Perhaps the highlight of Crouse’s season came towards the end. On March 14th against the Ottawa Senators, Lawson Crouse registered his first career hat trick, lifting the Coyotes past the Senators to give them the win. Crouse scored three ways, 5-on-5, on the power play, and short-handed, in what was probably his best game of the season.
Unfortunately, Crouse’s season would end prematurely after breaking a bone in his hand while blocking a shot. Crouse’s last game would be March 28th against the Edmonton Oilers.
Not hearing good things RE: Lawson Crouse. Blocked a shot w/hand, broke a bone, further eval. Wed., season could be over.— Craig Morgan (@CraigSMorgan) March 29, 2022
Crouse has career highs in Gs (20), Pts. (34); will be an RFA w/arb rights in July.

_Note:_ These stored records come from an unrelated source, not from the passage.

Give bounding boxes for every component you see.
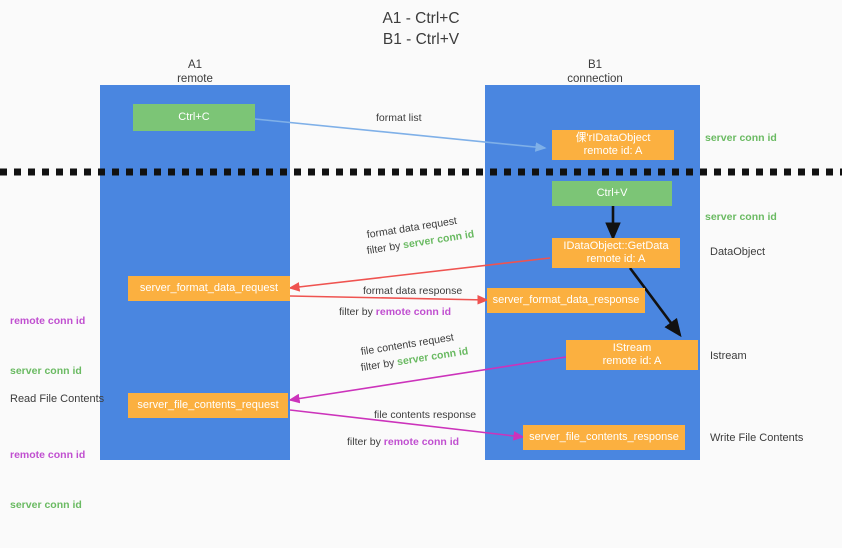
label-format-list: format list [376, 112, 422, 124]
box-istream[interactable]: IStream remote id: A [566, 340, 698, 370]
column-b1-subtitle: connection [567, 73, 623, 85]
label-server-conn-id-mid: server conn id [705, 211, 777, 223]
box-server-format-data-response[interactable]: server_format_data_response [487, 288, 645, 313]
label-remote-conn-id-upper: remote conn id [10, 315, 86, 327]
column-b1-name: B1 [587, 59, 603, 71]
column-a1-name: A1 [187, 59, 203, 71]
label-write-file-contents: Write File Contents [710, 432, 804, 444]
label-format-data-response: format data response [363, 285, 463, 297]
box-server-file-contents-request[interactable]: server_file_contents_request [128, 393, 288, 418]
filter-value-remote-conn-id: remote conn id [383, 436, 460, 448]
label-read-file-contents: Read File Contents [10, 393, 105, 405]
filter-prefix: filter by [339, 306, 376, 318]
label-server-conn-id-top: server conn id [705, 132, 777, 144]
filter-prefix: filter by [347, 436, 384, 448]
left-conn-id-stack-lower: remote conn id server conn id [10, 412, 85, 548]
box-idataobject[interactable]: 倮'rIDataObject remote id: A [552, 130, 674, 160]
box-ctrl-v[interactable]: Ctrl+V [552, 181, 672, 206]
column-a1-subtitle: remote [177, 73, 213, 85]
filter-prefix: filter by [359, 356, 399, 375]
label-istream: Istream [710, 350, 747, 362]
label-server-conn-id-upper: server conn id [10, 365, 82, 377]
label-file-contents-response-filter: filter by remote conn id [347, 435, 459, 449]
filter-value-remote-conn-id: remote conn id [375, 306, 452, 318]
label-file-contents-response: file contents response [374, 409, 477, 421]
column-header-b1: B1 connection [530, 58, 660, 86]
box-server-format-data-request[interactable]: server_format_data_request [128, 276, 290, 301]
box-idataobject-getdata[interactable]: IDataObject::GetData remote id: A [552, 238, 680, 268]
left-conn-id-stack-upper: remote conn id server conn id [10, 278, 85, 414]
label-data-object: DataObject [710, 246, 766, 258]
filter-prefix: filter by [365, 239, 405, 258]
label-format-data-response-filter: filter by remote conn id [339, 305, 451, 319]
page-title: A1 - Ctrl+C B1 - Ctrl+V [382, 10, 460, 48]
box-server-file-contents-response[interactable]: server_file_contents_response [523, 425, 685, 450]
label-server-conn-id-lower: server conn id [10, 499, 82, 511]
box-ctrl-c[interactable]: Ctrl+C [133, 104, 255, 131]
column-header-a1: A1 remote [130, 58, 260, 86]
label-remote-conn-id-lower: remote conn id [10, 449, 86, 461]
diagram-canvas: A1 - Ctrl+C B1 - Ctrl+V A1 remote B1 conne… [0, 10, 842, 511]
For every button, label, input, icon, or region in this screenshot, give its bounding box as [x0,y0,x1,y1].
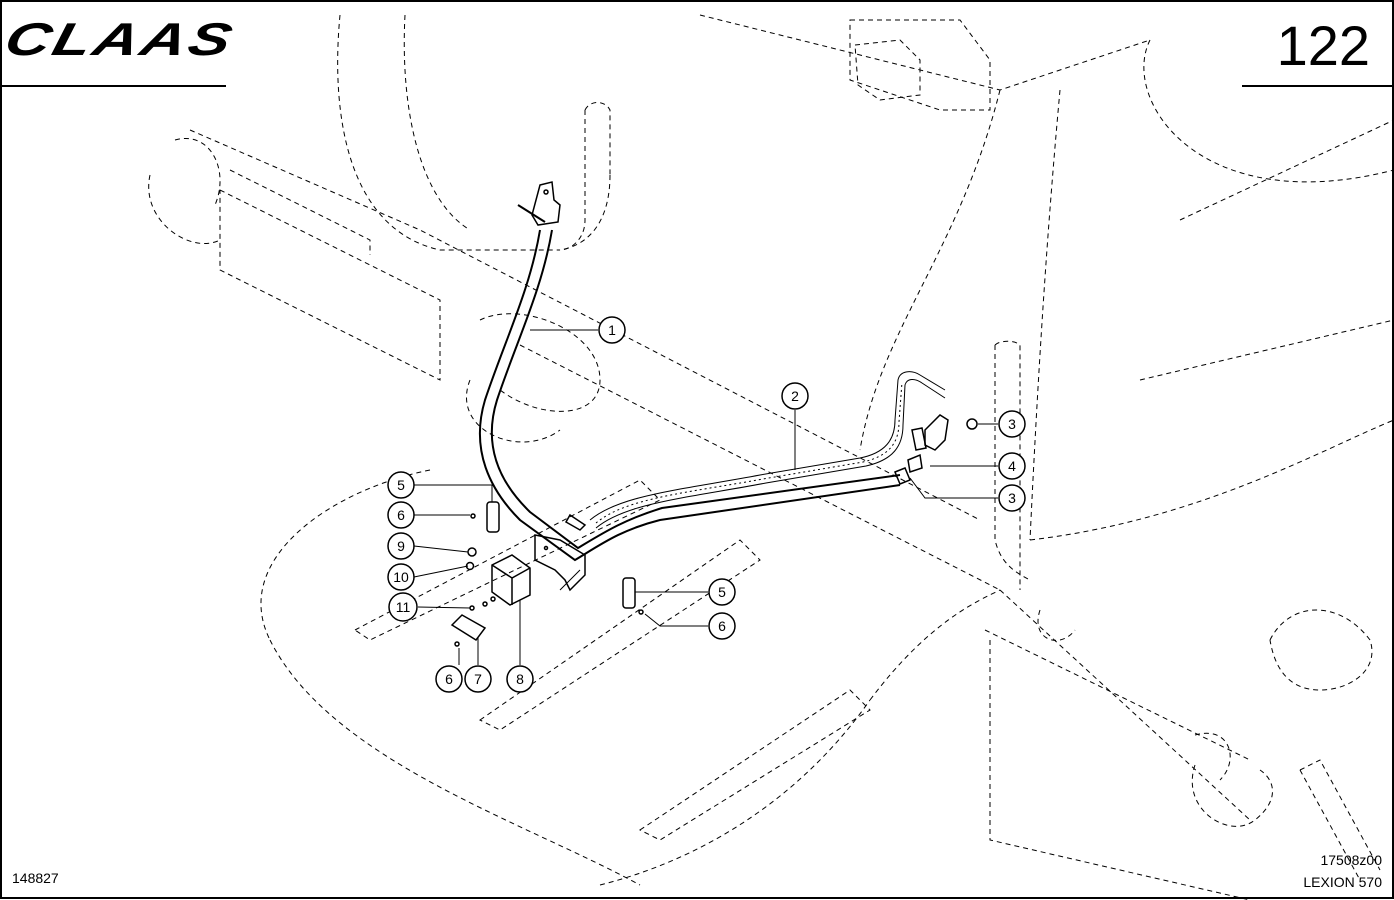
callout-labels: 1 2 3 4 3 5 6 9 10 11 5 6 6 7 8 [393,322,1016,687]
callout-label: 6 [445,671,453,687]
callout-circle-4 [998,452,1026,480]
callout-label: 3 [1008,490,1016,506]
lower-bracket [534,513,587,592]
callout-circle-6a [387,501,415,529]
callout-label: 10 [393,569,409,585]
document-id: 148827 [12,870,59,886]
page-number: 122 [1276,14,1370,77]
callout-circle-6b [708,612,736,640]
top-bracket [517,181,561,226]
callout-label: 5 [718,584,726,600]
brand-logo: CLAAS [0,13,241,65]
callout-circle-11 [388,592,418,622]
callout-circle-3b [998,484,1026,512]
right-bracket [894,414,978,485]
callout-circle-1 [598,316,626,344]
callout-label: 2 [791,388,799,404]
callout-circle-3a [998,410,1026,438]
callout-circle-5b [708,578,736,606]
callout-label: 4 [1008,458,1016,474]
model-name: LEXION 570 [1303,874,1382,890]
callout-label: 6 [718,618,726,634]
callout-label: 11 [396,599,411,615]
callout-label: 7 [474,671,482,687]
callout-circles [387,316,1026,693]
callout-label: 1 [608,322,616,338]
callout-circle-2 [781,382,809,410]
callout-label: 8 [516,671,524,687]
callout-label: 6 [397,507,405,523]
callout-label: 9 [397,538,405,554]
callout-circle-10 [387,563,415,591]
small-parts [450,501,644,647]
leader-lines [413,329,998,665]
background-machine-outline [148,14,1394,900]
hose-2 [589,371,946,529]
callout-circle-8 [506,665,534,693]
reference-code: 17508z00 [1320,852,1382,868]
callout-circle-6c [435,665,463,693]
callout-circle-7 [464,665,492,693]
callout-circle-9 [387,532,415,560]
callout-circle-5a [387,471,415,499]
pipe-1 [478,229,901,562]
callout-label: 3 [1008,416,1016,432]
callout-label: 5 [397,477,405,493]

GM Bill Armstrong said he's the next guy he'll focus on signing/extending. https://t.co/X1wRXehu4c
Crouse’s injury would end up being overshadowed by another injury. Not long after Crouse went down, Clayton Keller went awkwardly into the boards and his season ended with a broken leg. That makes the loss of Crouse a lot harder to quantify. Crouse has a significant presence on and off the ice, but one of the few players who can surpass him is Clayton Keller.
But the Coyotes definitely missed both players. Crouse was responsible for almost 10% of the Coyotes’ goals, he was a fixture of the team’s penalty kill, and he provided a physical presence. He was a big part of the team, and Keller was probably the only player who could overshadow Crouse.
Crouse is a pending restricted free agent with arbitration rights, and PHNX’s Craig Morgan has reported that Armstrong has stated that re-signing him will be his next priority. The young forward is definitely due to get a raise, although Crouse and Armstrong’s camps are still working on the specifics. Either way, all signs point to Lawson Crouse being a big part of the Coyotes moving forward.